---------- Forwarded message ---------- From: "Brett Glass" <brett@lariat.net <mailto:brett@lariat.net>> Date: Jun 24, 2015 11:20 AM Subject: Re: [IP] Study: Major internet providers slowing traffic speeds for thousands across US To: <dave@farber.net <mailto:dave@farber.net>>, "ip" <ip@listbox.com <mailto:ip@listbox.com>> Cc: Dave, and Everyone: "Battle for the Net" is a coalition of lobbying shops, all of which are paid by Google, Netflix, and their institutional shareholders to lobby for agendas which favor them. Now that they have won Title II regulation of the Internet (at least until the courts overturn this illegal power grab by the FCC), they have moved on to request the next items on their clients' "wish list:" free transport and settlement-free peering even in the case of highly unbalanced traffic flows. The Guardian article cites only a "study" performed by these extremely biased groups -- without presenting a link to the actual document for review and critical reading -- and no other source. This is poor journalism, and IMHO the reporter should be taken to task for failing to examine the credibility of the source. --Brett Glass On 24/06/15 16:04, J.C. DE MARTIN wrote:
---------- Forwarded message ---------- From: "Livingood, Jason" <Jason_Livingood@cable.comcast.com> Date: Jun 24, 2015 9:35 AM Subject: Re: [IP] Study: Major internet providers slowing traffic speeds for thousands across US To: "dave@farber.net <mailto:dave@farber.net>" <dave@farber.net>, "ip" <ip@listbox.com>, "lauren@vortex.com" <lauren@vortex.com> Cc:
Dave – For IP if you wish.
It is hard to judge the merits of this “study” or “report”. I could find no report on the M-Lab site, the Free Press site, or the BattleForTheNet site. Everyone just linked to or tweeted a link to the Guardian article. When I emailed the writer asking for a pointer to the report so I could examine the technical methodology, data, and conclusions, I was told there was just a private Google Docs document. That doesn’t seem quite right — it makes it hard for engineers and researchers to independently assess this.

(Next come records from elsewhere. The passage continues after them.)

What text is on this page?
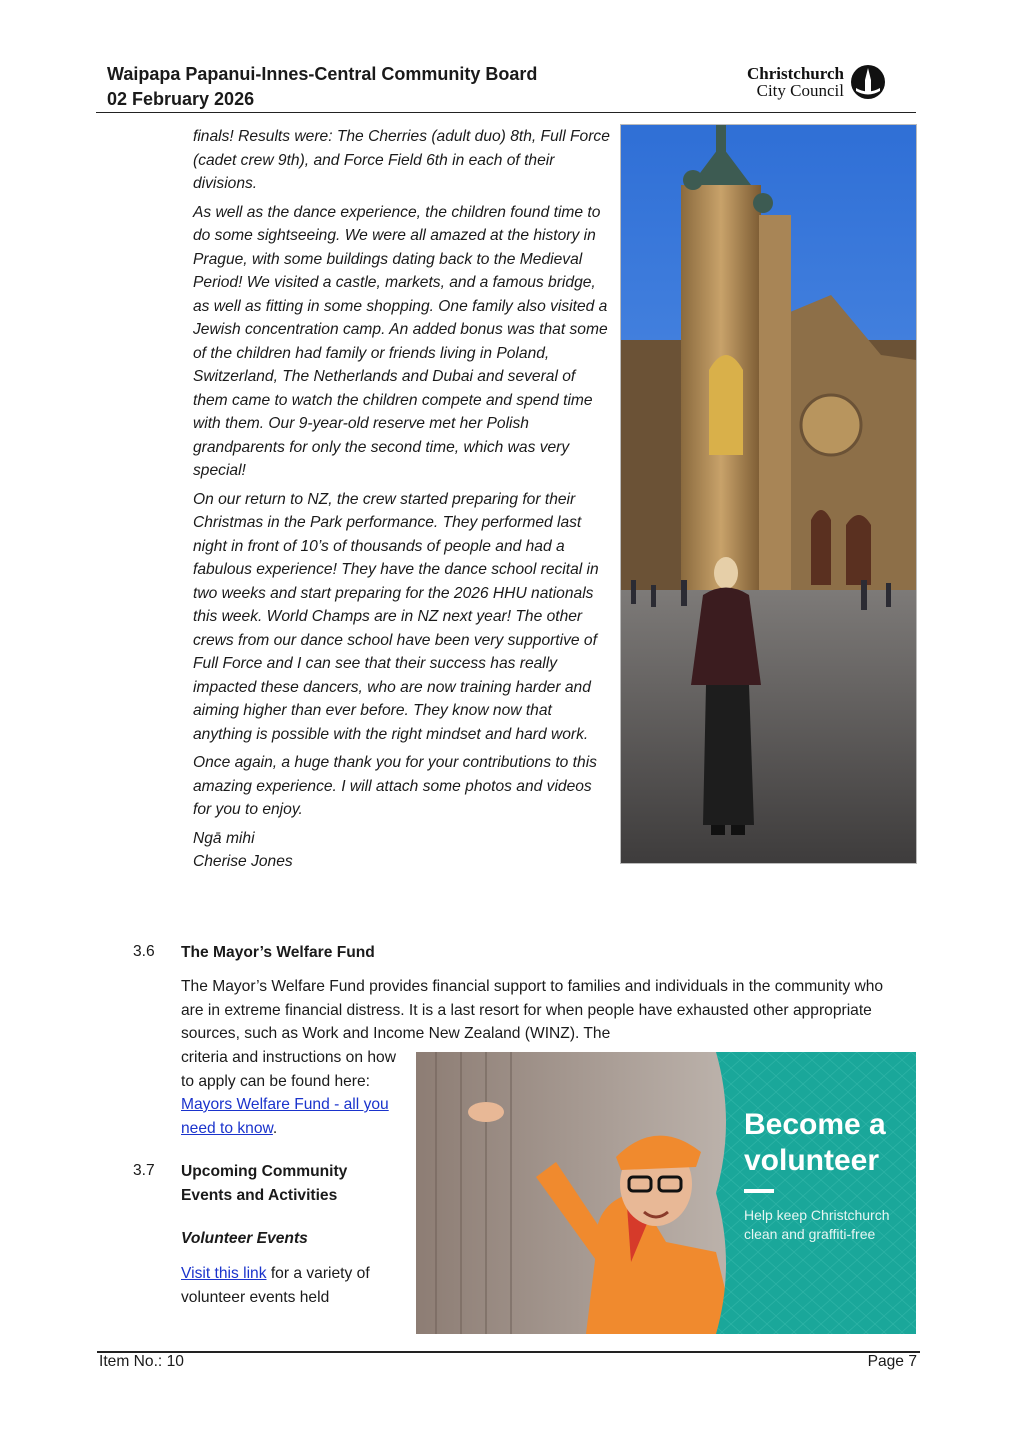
Waipapa Papanui-Innes-Central Community Board
02 February 2026
Christchurch
City Council

finals! Results were: The Cherries (adult duo) 8th, Full Force (cadet crew 9th), and Force Field 6th in each of their divisions.

As well as the dance experience, the children found time to do some sightseeing. We were all amazed at the history in Prague, with some buildings dating back to the Medieval Period! We visited a castle, markets, and a famous bridge, as well as fitting in some shopping. One family also visited a Jewish concentration camp. An added bonus was that some of the children had family or friends living in Poland, Switzerland, The Netherlands and Dubai and several of them came to watch the children compete and spend time with them. Our 9-year-old reserve met her Polish grandparents for only the second time, which was very special!

On our return to NZ, the crew started preparing for their Christmas in the Park performance. They performed last night in front of 10’s of thousands of people and had a fabulous experience! They have the dance school recital in two weeks and start preparing for the 2026 HHU nationals this week. World Champs are in NZ next year! The other crews from our dance school have been very supportive of Full Force and I can see that their success has really impacted these dancers, who are now training harder and aiming higher than ever before. They know now that anything is possible with the right mindset and hard work.

Once again, a huge thank you for your contributions to this amazing experience. I will attach some photos and videos for you to enjoy.

Ngā mihi
Cherise Jones

3.6 The Mayor’s Welfare Fund
The Mayor’s Welfare Fund provides financial support to families and individuals in the community who are in extreme financial distress. It is a last resort for when people have exhausted other appropriate sources, such as Work and Income New Zealand (WINZ). The
criteria and instructions on how to apply can be found here: Mayors Welfare Fund - all you need to know.
3.7 Upcoming Community Events and Activities
Volunteer Events
Visit this link for a variety of volunteer events held
Become a
volunteer
Help keep Christchurch
clean and graffiti-free
Item No.: 10	Page 7
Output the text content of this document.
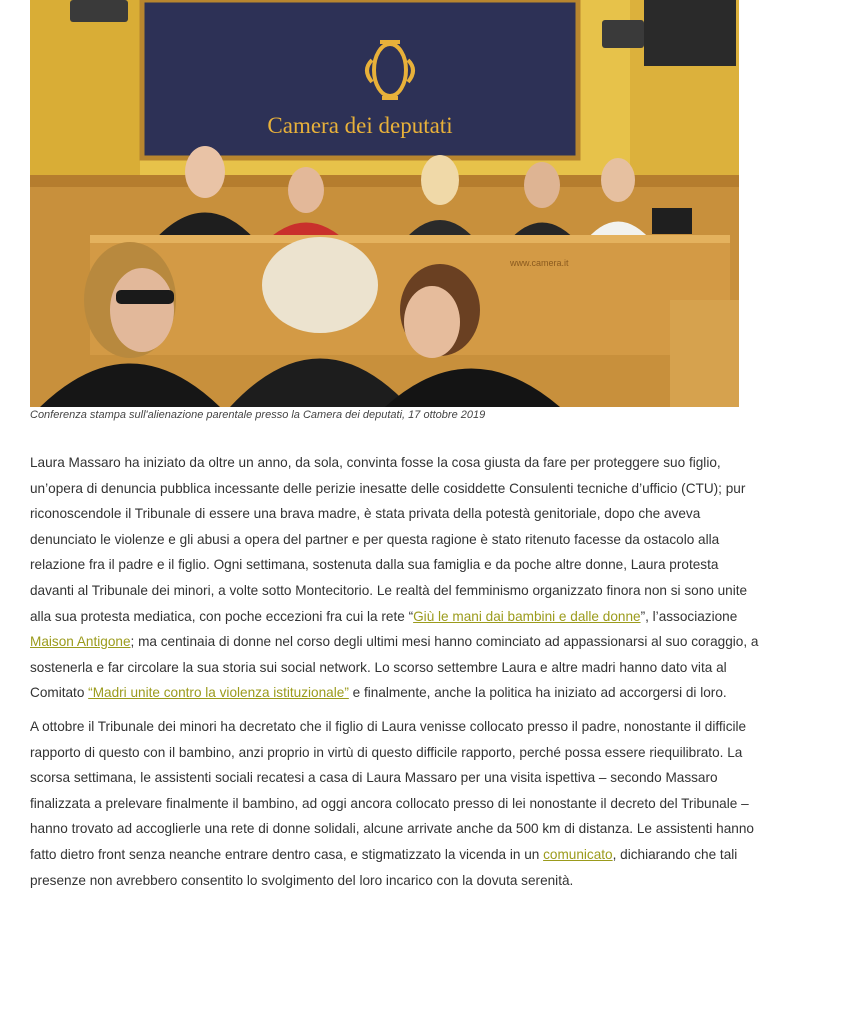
Camera dei deputati
www.camera.it
Conferenza stampa sull'alienazione parentale presso la Camera dei deputati, 17 ottobre 2019

Laura Massaro ha iniziato da oltre un anno, da sola, convinta fosse la cosa giusta da fare per proteggere suo figlio, un’opera di denuncia pubblica incessante delle perizie inesatte delle cosiddette Consulenti tecniche d’ufficio (CTU); pur riconoscendole il Tribunale di essere una brava madre, è stata privata della potestà genitoriale, dopo che aveva denunciato le violenze e gli abusi a opera del partner e per questa ragione è stato ritenuto facesse da ostacolo alla relazione fra il padre e il figlio. Ogni settimana, sostenuta dalla sua famiglia e da poche altre donne, Laura protesta davanti al Tribunale dei minori, a volte sotto Montecitorio. Le realtà del femminismo organizzato finora non si sono unite alla sua protesta mediatica, con poche eccezioni fra cui la rete “Giù le mani dai bambini e dalle donne”, l’associazione Maison Antigone; ma centinaia di donne nel corso degli ultimi mesi hanno cominciato ad appassionarsi al suo coraggio, a sostenerla e far circolare la sua storia sui social network. Lo scorso settembre Laura e altre madri hanno dato vita al Comitato “Madri unite contro la violenza istituzionale” e finalmente, anche la politica ha iniziato ad accorgersi di loro.

A ottobre il Tribunale dei minori ha decretato che il figlio di Laura venisse collocato presso il padre, nonostante il difficile rapporto di questo con il bambino, anzi proprio in virtù di questo difficile rapporto, perché possa essere riequilibrato. La scorsa settimana, le assistenti sociali recatesi a casa di Laura Massaro per una visita ispettiva – secondo Massaro finalizzata a prelevare finalmente il bambino, ad oggi ancora collocato presso di lei nonostante il decreto del Tribunale – hanno trovato ad accoglierle una rete di donne solidali, alcune arrivate anche da 500 km di distanza. Le assistenti hanno fatto dietro front senza neanche entrare dentro casa, e stigmatizzato la vicenda in un comunicato, dichiarando che tali presenze non avrebbero consentito lo svolgimento del loro incarico con la dovuta serenità.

But assuming a report is shared at some point in the future, if the data relies on tests that end users initiate, which it may, it is worth noting that such a measurement methodology was rejected by the FCC in their Measuring Broadband America report in favor of a system where the end measurement points are all homogenous. Apart from removing significant self-selection bias, it means the measurement is of the access network and not influenced by stuff like WiFi (2.4GHz vs 5GHz, distance from AP, etc.) and what other users on the LAN may be doing with the Internet connection (like using up 50% of the capacity doing a download which would render speed measurements invalid).
Jason Livingood Comcast – Internet Services
On 24/06/15 12:58, J.C. DE MARTIN wrote:
*Major internet providers slowing traffic speeds for thousands across US*
http://www.theguardian.com/technology/2015/jun/22/major-internet-providers-s...
Major internet providers, including AT&T, Time Warner and Verizon, are slowing data from popular websites to thousands of US businesses and residential customers in dozens of cities across the country, according to a study released on Monday. The study, conducted by internet activists BattlefortheNet, looked at the results from 300,000 internet users and found significant degradations on the networks of the five largest internet service providers (ISPs), representing 75% of all wireline households across the US.